Com essa redescoberta abriu-se um novo e importante campo de pesquisa que permitiu que uma vertente da sociologia do trabalho praticada no Brasil se encontrasse com aquela vertente que nos Estados Unidos, no final da década passado, assumiu explicitamente sua vocação pública e sua conexão com os movimentos sociais. O caminho que levou a esse encontro começava e terminava com Gramsci. Mas as pontas eram bastante diferentes. Enquanto no Brasil a ênfase era posta cada vez mais na noção de revolução passiva, nos Estados Unidos a ideia chave era a de hegemonia. O que permitiu esse encontro foi uma leitura da revolução passiva que enfatizava o fato desta ser a forma restrita que a hegemonia burguesa assume no capitalismo contemporâneo e por meio da qual tem lugar processos de inovação e conservação da ordem política e social. Esse encontro inesperado permitiu o desenvolvimento de uma sociologia pública brasileira sediada em centros de investigação localizados em São Paulo, no Rio de Janeiro e na Bahia e fortemente internacionalizada.

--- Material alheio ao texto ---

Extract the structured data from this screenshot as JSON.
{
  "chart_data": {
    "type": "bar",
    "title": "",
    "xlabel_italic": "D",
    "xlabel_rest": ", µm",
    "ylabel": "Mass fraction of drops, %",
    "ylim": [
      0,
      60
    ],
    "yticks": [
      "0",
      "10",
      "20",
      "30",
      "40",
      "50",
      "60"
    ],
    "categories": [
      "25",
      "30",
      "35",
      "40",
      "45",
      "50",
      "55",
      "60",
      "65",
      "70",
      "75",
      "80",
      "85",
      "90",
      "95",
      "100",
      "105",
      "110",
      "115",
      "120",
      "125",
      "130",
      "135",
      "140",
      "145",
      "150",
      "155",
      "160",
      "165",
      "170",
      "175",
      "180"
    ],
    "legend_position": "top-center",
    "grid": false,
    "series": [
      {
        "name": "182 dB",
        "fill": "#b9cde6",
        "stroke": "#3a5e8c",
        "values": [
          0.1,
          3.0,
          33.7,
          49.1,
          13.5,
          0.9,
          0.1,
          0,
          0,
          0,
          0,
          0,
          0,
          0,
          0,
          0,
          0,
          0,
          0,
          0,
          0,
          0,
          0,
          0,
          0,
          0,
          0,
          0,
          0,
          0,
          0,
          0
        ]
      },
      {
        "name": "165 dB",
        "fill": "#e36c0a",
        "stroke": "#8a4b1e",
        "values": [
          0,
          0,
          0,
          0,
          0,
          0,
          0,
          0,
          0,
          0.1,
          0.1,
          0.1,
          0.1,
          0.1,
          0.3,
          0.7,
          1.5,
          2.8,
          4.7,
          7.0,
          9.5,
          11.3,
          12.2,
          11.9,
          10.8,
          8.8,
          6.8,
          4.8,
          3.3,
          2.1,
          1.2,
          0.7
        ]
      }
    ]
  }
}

Destacar essas três importantes realizações e seu impacto duradoura em algumas áreas das ciências sociais brasileiras é também lembrar que para Edmundo prática teórica e prática política mantinham um nexo orgânico profundo. Esta é talvez a principal lição que ele nos deixou. Uma aguda percepção de que não apenas por meio da teoria estamos fazendo política, mas que a intervenção política é também um ato de alcance teórico, na medida em que é o único que pode mudar efetivamente as condições nas quais vivemos e pensamos. O que nos resta então dizer é: Obrigado, mestre; obrigado, companheiro.